The F1 in Schools Technology Challenge is giving the 16-year-old and his team of five an exciting insight into the formula one car racing industry.
Students Australia-wide are designing, testing and making miniature F1 cars capable of reaching speeds of 80km/h.
Last year Peter’s team, Ninja Start Racing, competed in Launceston at the state F1 in Schools finals.
In the development class of the competition the team was crowned champion, as well as taking out best engineered design, innovation, best team portfolio and best team pit display categories.
They are now off to Canberra to compete against 10 other schools on March 14 in the national championships.
“It was a bit unexpected to be honest, just because it was our first year competing and we didn’t really know what we were in for,” Peter said.
The schools program is proving popular, with 50 students from Ulverstone High involved.
“It’s designed to get kids involved in designing a car,” he said.
“You have to use some English skills to write some letters for sponsorships and try and get money to help us get there and back.”
Once designed on computer through the school’s CAD program, a CNC machine is used to “cut out the car”.
“We put a block of balsa wood in the machine and then set the router up so it can get the right co-ordinates and cut it out for us,” Peter said.

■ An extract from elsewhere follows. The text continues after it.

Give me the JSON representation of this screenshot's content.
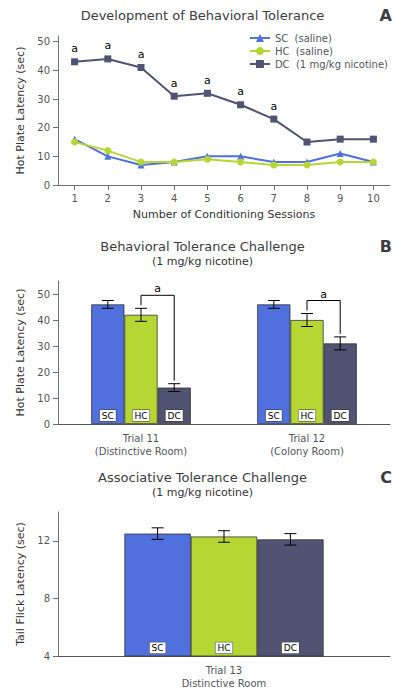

The end result is a 200 millimetre long replica of a formula one racing car.
Peter said his car’s design was purely a group idea.
“You’ve got to come up with your own concept based on aerodynamics and you use several virtual wind tunnels,” he said.
“No other subject has different components all in the one thing like this.
“We have to use English, science, mathematics and art as well, it’s good because it incorporates all that into one subject.”
Along their journey Peter said his team had and would be able to speak with racing sponsors to seek advice and ideas.
Numerous Coastal businesses have also helped to fund and shape the team’s car.
“We went to Degree C on Tuesday and they gave us some interesting insights into making our own wheels, so we can manufacture our own wheels this year,” Peter said.
Another 10 schools will compete in the national competition.
“If we win in Canberra we get to go to Abu Dhabi (in the United Arab Emirates) to compete.”
Not only will the car be displayed both on computer and physically, it will also be raced.
“It’s CO2 powered by a little gas canister that goes in the back,” Peter said.
“You get judged on a certain amount of points.”